Let me pick one example for each language to be more illustrative, I will choose "English" as a Natural Language and "C++" as a formal language. I think the main difference is the number of different "interpreters" or "compilers" for each language. In the case of "C++" you have just a few different "interpreters"* if you execute the same code using gcc and then visual studio you will probably get a different result. In natural languages there are no two interpreters that are the same, if you say something to a person you will get a result and if you say the same thing to a different person the result will be different.

Languages with more interpreters evolve faster but they aren't much appreciated in computer science because you usually want that your computer always give the same output for the same input, but recently a "formal language" called javascript has been acquiring a lot of attention from computer scientists and developers besides the fact that everyone hates it. In my opinion this is because is the formal language with more different interpreters in the world, each browser, Safari, Chrome, IE, Firefox, etc, and each version of them interpret the language in a different way and this allow the language to evolve faster.
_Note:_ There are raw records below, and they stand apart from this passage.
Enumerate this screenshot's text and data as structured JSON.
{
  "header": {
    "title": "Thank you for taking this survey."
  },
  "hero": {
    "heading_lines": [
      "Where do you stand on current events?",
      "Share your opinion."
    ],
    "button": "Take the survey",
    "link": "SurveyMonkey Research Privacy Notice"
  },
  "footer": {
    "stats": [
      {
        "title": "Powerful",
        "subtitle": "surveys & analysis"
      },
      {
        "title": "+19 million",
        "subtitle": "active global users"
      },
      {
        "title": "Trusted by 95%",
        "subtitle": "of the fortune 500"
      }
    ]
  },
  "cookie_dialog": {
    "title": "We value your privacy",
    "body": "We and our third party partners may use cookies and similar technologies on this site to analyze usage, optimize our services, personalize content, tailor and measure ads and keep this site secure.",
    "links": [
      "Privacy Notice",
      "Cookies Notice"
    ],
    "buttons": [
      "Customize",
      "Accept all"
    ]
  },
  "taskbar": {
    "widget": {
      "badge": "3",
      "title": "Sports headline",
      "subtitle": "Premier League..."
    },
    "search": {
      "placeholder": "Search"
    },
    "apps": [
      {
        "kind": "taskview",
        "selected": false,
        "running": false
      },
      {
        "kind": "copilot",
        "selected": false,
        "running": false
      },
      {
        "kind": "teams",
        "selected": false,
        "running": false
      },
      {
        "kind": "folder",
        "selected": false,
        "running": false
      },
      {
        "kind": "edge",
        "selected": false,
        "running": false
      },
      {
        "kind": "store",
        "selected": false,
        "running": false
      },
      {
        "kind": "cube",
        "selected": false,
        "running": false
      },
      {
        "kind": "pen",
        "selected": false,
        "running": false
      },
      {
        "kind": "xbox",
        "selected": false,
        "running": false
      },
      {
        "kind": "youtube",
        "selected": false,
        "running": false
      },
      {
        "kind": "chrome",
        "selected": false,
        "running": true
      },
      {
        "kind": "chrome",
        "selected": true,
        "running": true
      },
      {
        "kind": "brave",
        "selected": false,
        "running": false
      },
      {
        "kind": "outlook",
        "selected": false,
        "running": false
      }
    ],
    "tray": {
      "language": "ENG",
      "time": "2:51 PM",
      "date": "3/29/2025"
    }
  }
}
* I use the word interpreter to describe the action of reading a language and executing it. I don't want to differentiate between compiled languages and interpreted languages.

Defining Philosophy

When I studied Philosophy in college I got this book that when I searched for the definition of Philosophy I found "Philosophy is what philosophers do". Then the book keeps talking about some nonsense avoiding to give a good definition about the term. The funny thing is that in the first chapter the book talks about the Laches dialogue in which I think Socrates establishes the foundation of philosophy and logical thinking when he says that you must define, as precisely as you can, the problem or subject that you are going to talk about. Like I would like to do philosophy in the next posts I am going to give my own definition so you can know what to expect.
Philosophy: is the use of a natural language to try to solve problems or at least to give a good start for a formal approach.

First Post

I've been wanting to start writing on my own blog for a couple of years now but I have never really had something interesting to say. Now I don't have nothing interesting to say either so I'm just going to put the first thing that comes to my mind.

I always like to do things that fall outside the two standard deviations of the normal distribution so I will try to keep that behavior when writing my posts.